A hit song and a tour bus fire have kept the country star on his toes

Joe Lawler | Metromix

January 31, 2012

Lee Brice's month on fire
Lee Brice. (Credit: Special to Metromix)

January was a hot month for Lee Brice.

“Crazy Girl,” a song Brice co-wrote, became a No. 1 hit for the Eli Young Band. Then, on Jan. 21, his tour bus caught fire while parked outside Toby Keith’s Bar and Grill in Mesa, Ariz. The singer and his band escaped unharmed.

“I was asleep when we pulled up to Toby Keith’s, and the next thing I knew I was waking up to my bass player going ‘The bus is on fire, we gotta get off,’ ” Brice said in a phone interview. “I thought he was joking, but he opened the curtain and smoke rolled in. We hauled butt to get out and then I ran back to grab what I could, but within three minutes it was totally in flames.”
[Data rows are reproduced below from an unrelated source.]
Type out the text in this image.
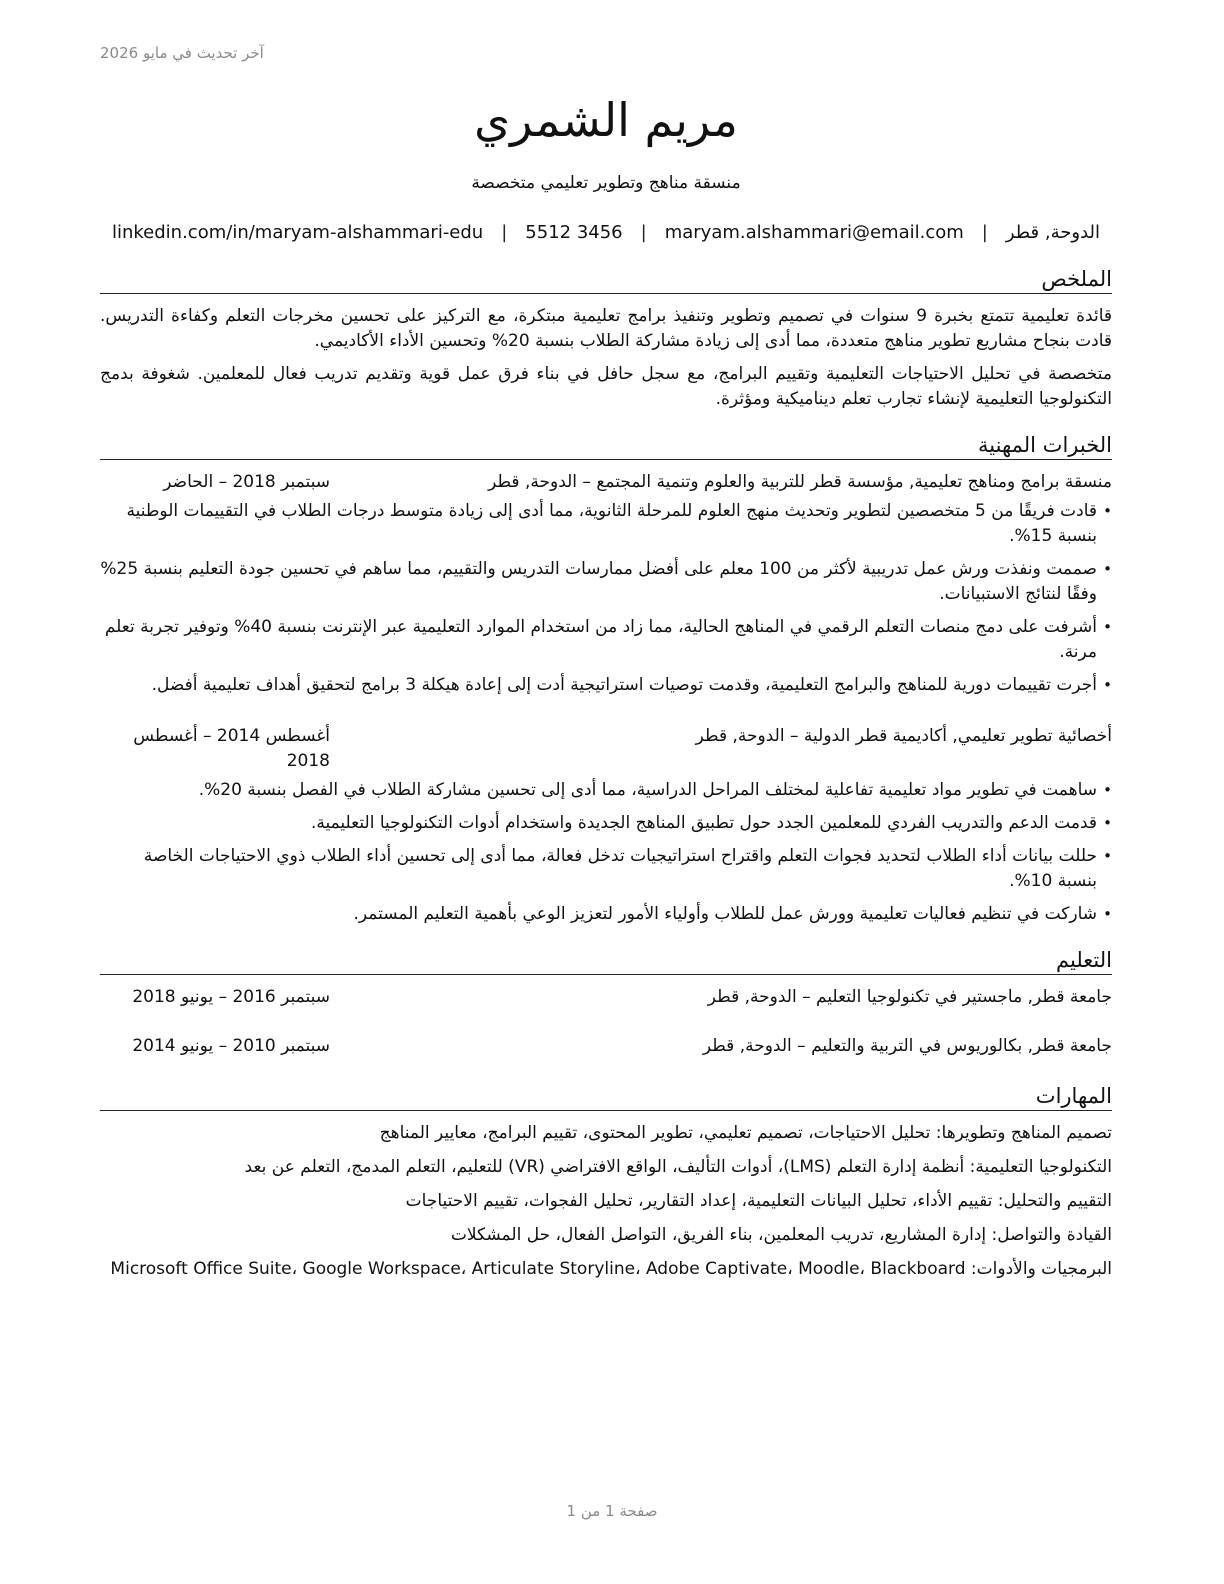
آخر تحديث في مايو 2026
مريم الشمري
منسقة مناهج وتطوير تعليمي متخصصة
الدوحة, قطر
|
maryam.alshammari@email.com
|
5512 3456
|
linkedin.com/in/maryam-alshammari-edu
الملخص

قائدة تعليمية تتمتع بخبرة 9 سنوات في تصميم وتطوير وتنفيذ برامج تعليمية مبتكرة، مع التركيز على تحسين مخرجات التعلم وكفاءة التدريس. قادت بنجاح مشاريع تطوير مناهج متعددة، مما أدى إلى زيادة مشاركة الطلاب بنسبة 20% وتحسين الأداء الأكاديمي.

متخصصة في تحليل الاحتياجات التعليمية وتقييم البرامج، مع سجل حافل في بناء فرق عمل قوية وتقديم تدريب فعال للمعلمين. شغوفة بدمج التكنولوجيا التعليمية لإنشاء تجارب تعلم ديناميكية ومؤثرة.

الخبرات المهنية
منسقة برامج ومناهج تعليمية, مؤسسة قطر للتربية والعلوم وتنمية المجتمع – الدوحة, قطر
سبتمبر 2018 – الحاضر
• قادت فريقًا من 5 متخصصين لتطوير وتحديث منهج العلوم للمرحلة الثانوية، مما أدى إلى زيادة متوسط درجات الطلاب في التقييمات الوطنية بنسبة 15%.
• صممت ونفذت ورش عمل تدريبية لأكثر من 100 معلم على أفضل ممارسات التدريس والتقييم، مما ساهم في تحسين جودة التعليم بنسبة 25% وفقًا لنتائج الاستبيانات.
• أشرفت على دمج منصات التعلم الرقمي في المناهج الحالية، مما زاد من استخدام الموارد التعليمية عبر الإنترنت بنسبة 40% وتوفير تجربة تعلم مرنة.
• أجرت تقييمات دورية للمناهج والبرامج التعليمية، وقدمت توصيات استراتيجية أدت إلى إعادة هيكلة 3 برامج لتحقيق أهداف تعليمية أفضل.
أخصائية تطوير تعليمي, أكاديمية قطر الدولية – الدوحة, قطر
أغسطس 2014 – أغسطس 2018
• ساهمت في تطوير مواد تعليمية تفاعلية لمختلف المراحل الدراسية، مما أدى إلى تحسين مشاركة الطلاب في الفصل بنسبة 20%.
• قدمت الدعم والتدريب الفردي للمعلمين الجدد حول تطبيق المناهج الجديدة واستخدام أدوات التكنولوجيا التعليمية.
• حللت بيانات أداء الطلاب لتحديد فجوات التعلم واقتراح استراتيجيات تدخل فعالة، مما أدى إلى تحسين أداء الطلاب ذوي الاحتياجات الخاصة بنسبة 10%.
• شاركت في تنظيم فعاليات تعليمية وورش عمل للطلاب وأولياء الأمور لتعزيز الوعي بأهمية التعليم المستمر.
التعليم
جامعة قطر, ماجستير في تكنولوجيا التعليم – الدوحة, قطر
سبتمبر 2016 – يونيو 2018
جامعة قطر, بكالوريوس في التربية والتعليم – الدوحة, قطر
سبتمبر 2010 – يونيو 2014
المهارات
تصميم المناهج وتطويرها: تحليل الاحتياجات، تصميم تعليمي، تطوير المحتوى، تقييم البرامج، معايير المناهج
التكنولوجيا التعليمية: أنظمة إدارة التعلم (LMS)، أدوات التأليف، الواقع الافتراضي (VR) للتعليم، التعلم المدمج، التعلم عن بعد
التقييم والتحليل: تقييم الأداء، تحليل البيانات التعليمية، إعداد التقارير، تحليل الفجوات، تقييم الاحتياجات
القيادة والتواصل: إدارة المشاريع، تدريب المعلمين، بناء الفريق، التواصل الفعال، حل المشكلات
البرمجيات والأدوات: Microsoft Office Suite، Google Workspace، Articulate Storyline، Adobe Captivate، Moodle، Blackboard
صفحة 1 من 1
Hopefully the rest of the year will be more of the “Crazy Girl” type of heat. Brice’s second album, “Hard to Love,” is due out in April and the first single, “A Woman Like You,” is already a hit. Brice, performing as part of Future Faces 2012 at 7 Flags Event Center, said his band is already playing five songs off “Woman” at live shows to give fans a taste of what to expect.

Brice is probably best known for his hit, “Love Like Crazy,” which had the distinction of taking 57 weeks to reach its peak of No. 3 on the Billboard Hot Country charts. That’s a record for the longest chart run, and made “Love Like Crazy” the most played song of 2010.
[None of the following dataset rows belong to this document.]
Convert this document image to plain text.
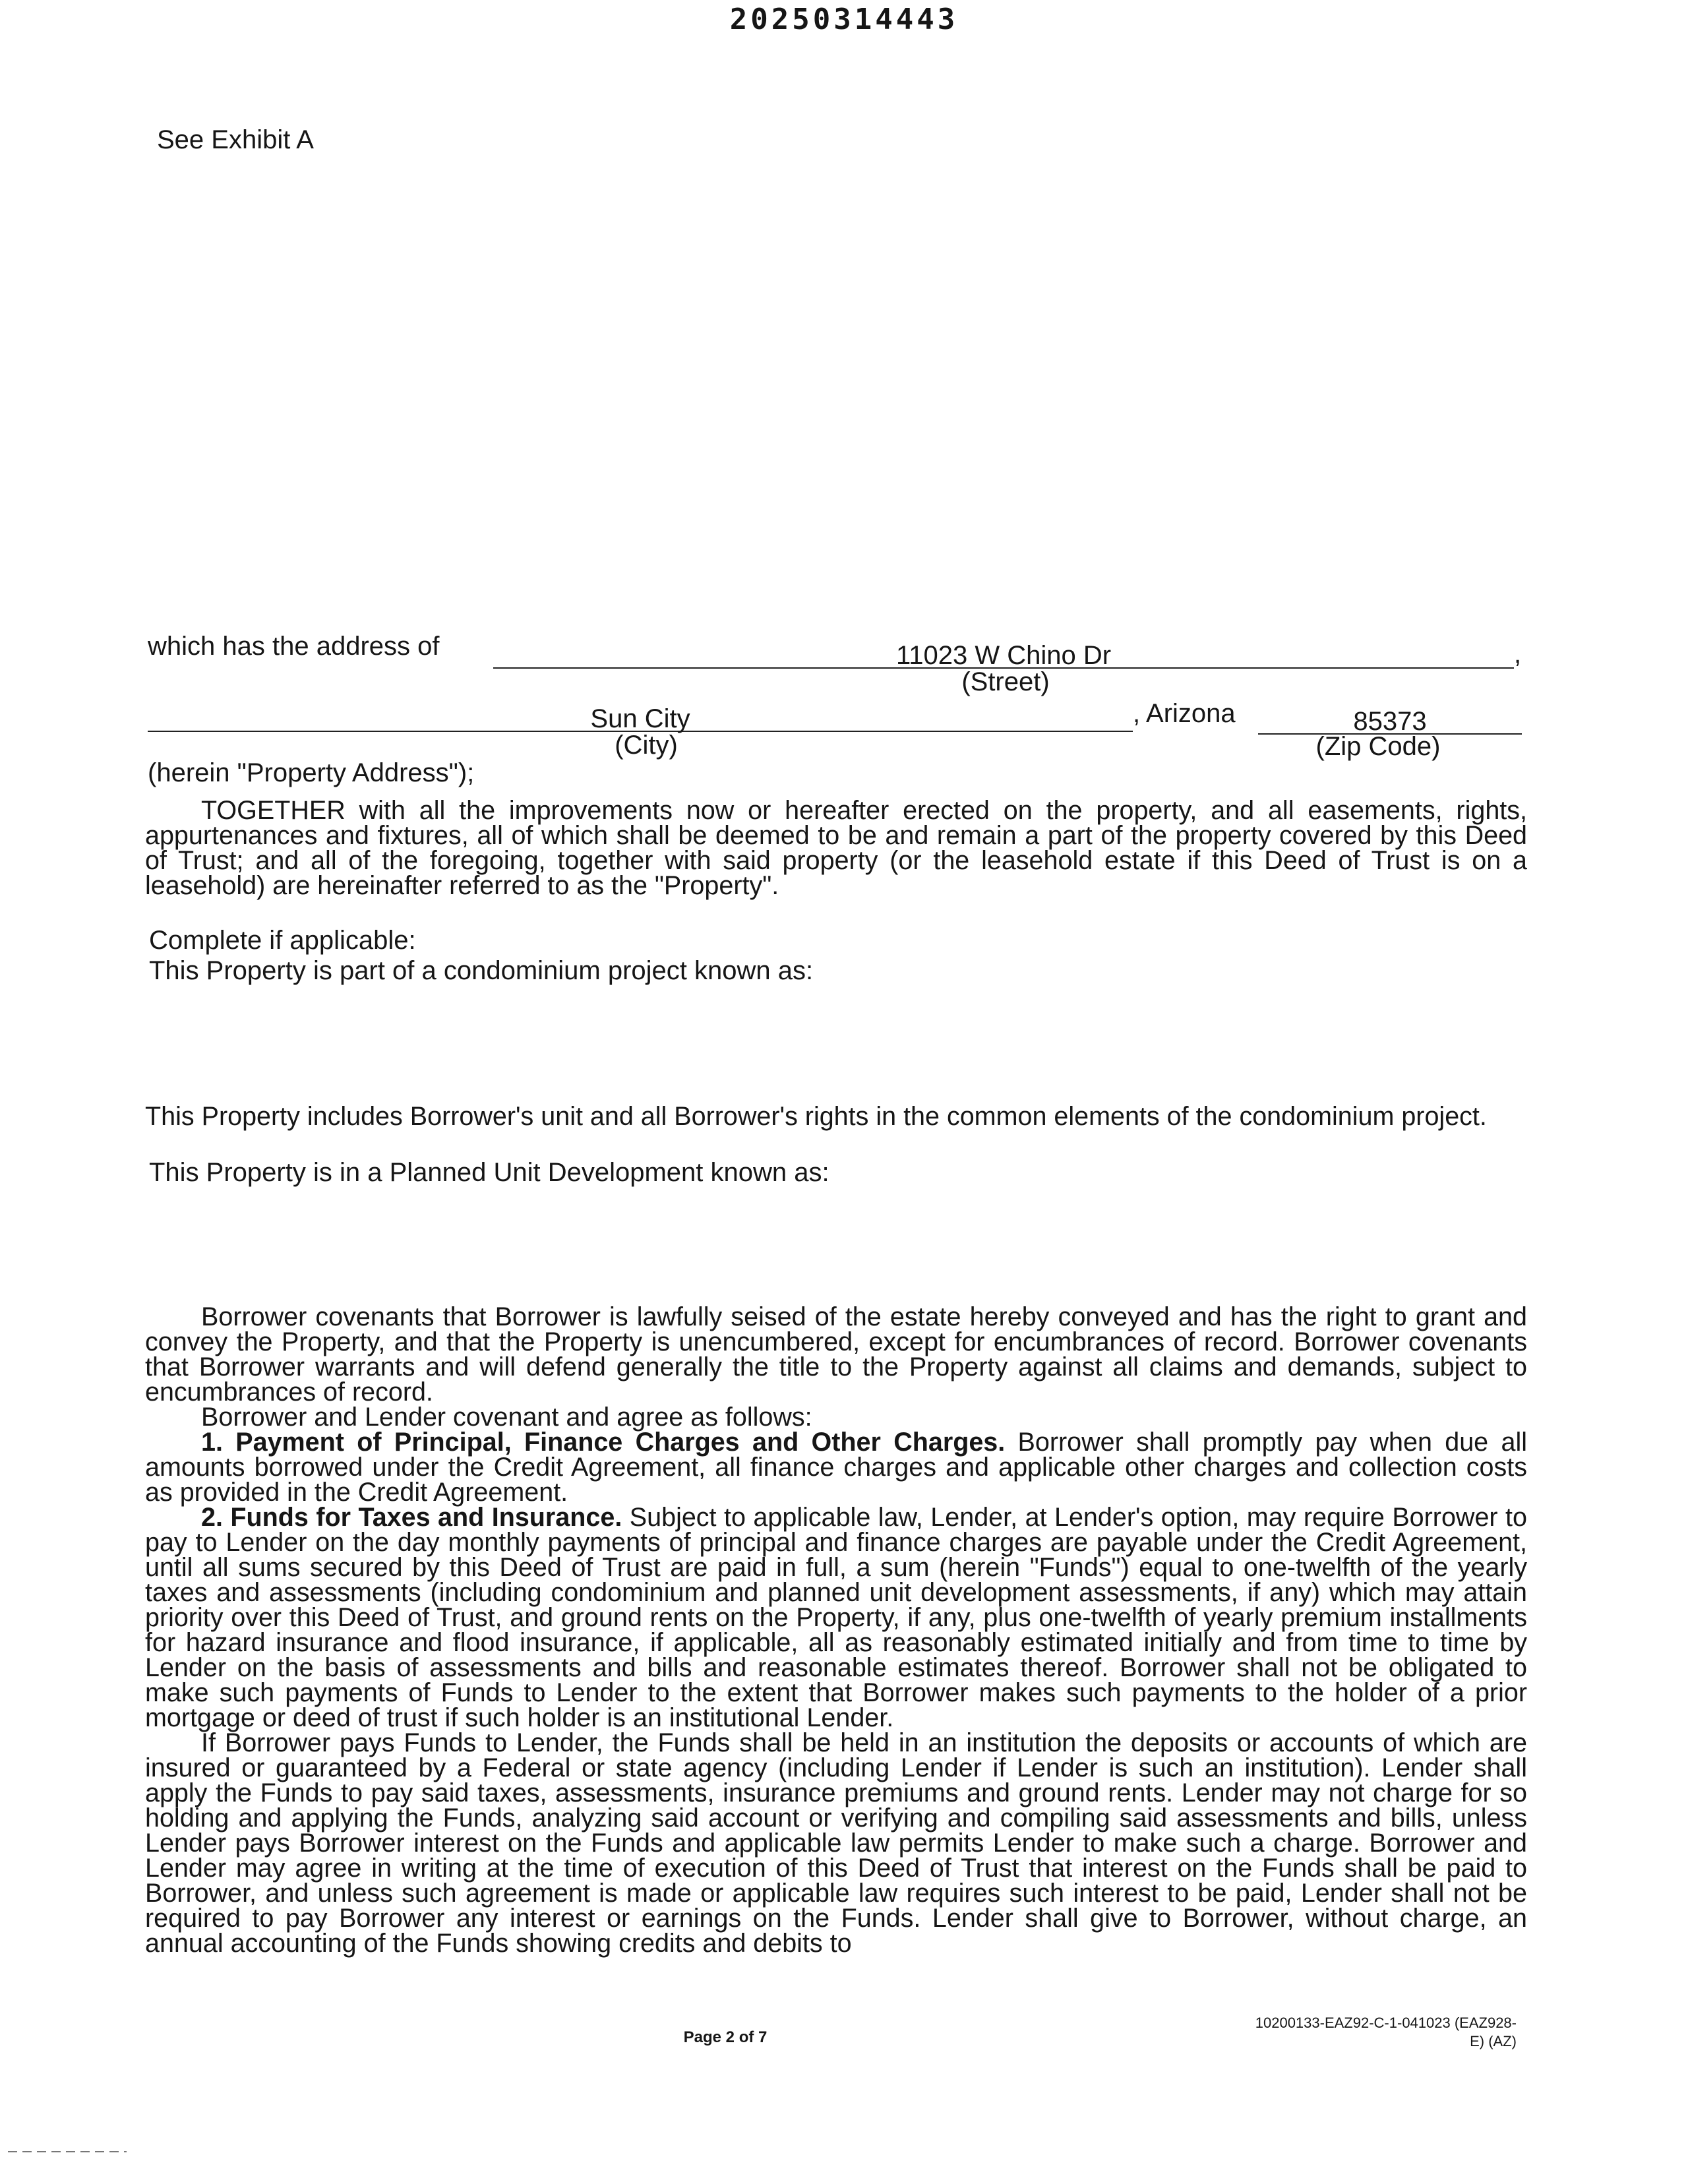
20250314443
See Exhibit A
which has the address of	11023 W Chino Dr	,
(Street)
Sun City	, Arizona	85373
(City)	(Zip Code)
(herein "Property Address");
TOGETHER with all the improvements now or hereafter erected on the property, and all easements, rights, appurtenances and fixtures, all of which shall be deemed to be and remain a part of the property covered by this Deed of Trust; and all of the foregoing, together with said property (or the leasehold estate if this Deed of Trust is on a leasehold) are hereinafter referred to as the "Property".
Complete if applicable:
This Property is part of a condominium project known as:
This Property includes Borrower's unit and all Borrower's rights in the common elements of the condominium project.
This Property is in a Planned Unit Development known as:

Borrower covenants that Borrower is lawfully seised of the estate hereby conveyed and has the right to grant and convey the Property, and that the Property is unencumbered, except for encumbrances of record. Borrower covenants that Borrower warrants and will defend generally the title to the Property against all claims and demands, subject to encumbrances of record.

Borrower and Lender covenant and agree as follows:

1. Payment of Principal, Finance Charges and Other Charges. Borrower shall promptly pay when due all amounts borrowed under the Credit Agreement, all finance charges and applicable other charges and collection costs as provided in the Credit Agreement.

2. Funds for Taxes and Insurance. Subject to applicable law, Lender, at Lender's option, may require Borrower to pay to Lender on the day monthly payments of principal and finance charges are payable under the Credit Agreement, until all sums secured by this Deed of Trust are paid in full, a sum (herein "Funds") equal to one-twelfth of the yearly taxes and assessments (including condominium and planned unit development assessments, if any) which may attain priority over this Deed of Trust, and ground rents on the Property, if any, plus one-twelfth of yearly premium installments for hazard insurance and flood insurance, if applicable, all as reasonably estimated initially and from time to time by Lender on the basis of assessments and bills and reasonable estimates thereof. Borrower shall not be obligated to make such payments of Funds to Lender to the extent that Borrower makes such payments to the holder of a prior mortgage or deed of trust if such holder is an institutional Lender.

If Borrower pays Funds to Lender, the Funds shall be held in an institution the deposits or accounts of which are insured or guaranteed by a Federal or state agency (including Lender if Lender is such an institution). Lender shall apply the Funds to pay said taxes, assessments, insurance premiums and ground rents. Lender may not charge for so holding and applying the Funds, analyzing said account or verifying and compiling said assessments and bills, unless Lender pays Borrower interest on the Funds and applicable law permits Lender to make such a charge. Borrower and Lender may agree in writing at the time of execution of this Deed of Trust that interest on the Funds shall be paid to Borrower, and unless such agreement is made or applicable law requires such interest to be paid, Lender shall not be required to pay Borrower any interest or earnings on the Funds. Lender shall give to Borrower, without charge, an annual accounting of the Funds showing credits and debits to

Page 2 of 7
10200133-EAZ92-C-1-041023 (EAZ928-
E) (AZ)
“It was interesting to watch it go up and down the charts from week to week,” Brice said. “Every week I wondered if we were going to hang on. It’s not a song I wrote, but I did feel it. I knew if it got high enough people would hear and identify with it.”
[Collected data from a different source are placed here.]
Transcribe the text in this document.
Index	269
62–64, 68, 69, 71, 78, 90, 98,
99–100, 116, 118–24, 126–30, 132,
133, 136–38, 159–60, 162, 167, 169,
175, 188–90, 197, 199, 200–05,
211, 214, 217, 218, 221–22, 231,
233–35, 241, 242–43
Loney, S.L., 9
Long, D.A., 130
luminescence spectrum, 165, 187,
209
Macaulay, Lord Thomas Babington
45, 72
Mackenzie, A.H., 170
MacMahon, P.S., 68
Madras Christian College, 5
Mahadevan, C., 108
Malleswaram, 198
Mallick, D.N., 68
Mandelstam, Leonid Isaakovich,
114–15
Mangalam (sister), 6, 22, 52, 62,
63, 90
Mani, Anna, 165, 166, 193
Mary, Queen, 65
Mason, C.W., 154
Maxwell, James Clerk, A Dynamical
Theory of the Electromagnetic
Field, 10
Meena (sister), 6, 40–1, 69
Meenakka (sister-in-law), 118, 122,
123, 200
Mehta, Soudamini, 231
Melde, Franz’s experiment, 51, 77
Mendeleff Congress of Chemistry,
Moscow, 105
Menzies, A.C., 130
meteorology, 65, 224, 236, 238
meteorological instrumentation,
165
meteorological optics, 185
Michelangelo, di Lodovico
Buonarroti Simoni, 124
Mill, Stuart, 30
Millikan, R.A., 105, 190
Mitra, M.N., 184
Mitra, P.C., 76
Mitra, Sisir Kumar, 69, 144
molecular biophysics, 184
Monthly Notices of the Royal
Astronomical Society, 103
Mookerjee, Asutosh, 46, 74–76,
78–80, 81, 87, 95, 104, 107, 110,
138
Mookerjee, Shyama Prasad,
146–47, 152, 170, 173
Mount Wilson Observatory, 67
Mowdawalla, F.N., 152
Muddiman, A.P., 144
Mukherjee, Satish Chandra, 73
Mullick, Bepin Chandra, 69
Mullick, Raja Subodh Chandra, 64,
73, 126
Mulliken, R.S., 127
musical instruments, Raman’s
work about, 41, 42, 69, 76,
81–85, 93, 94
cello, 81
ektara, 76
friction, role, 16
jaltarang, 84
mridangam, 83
While Brice didn’t write that song, he has written a number of hits for other artists. He co-wrote Garth Brooks’ “More Than a Memory,” which became the first song to ever debut at No. 1 on the Billboard Hot Country charts. He also co-wrote Tim McGraw’s “Still.” Brice said deciding what songs to keep and which ones to give to other artists is tricky.

“When I wrote ‘Crazy Girl’ I had every intention of recording it myself. I really loved it. But the label couldn’t get it out and I sat on it for eight years,” Brice said. “I was really honored when the Eli Young Band wanted to record it. To have it end up doing well is the best feeling in the world. Sometimes it’s just the circumstances of whatever order it happens in.”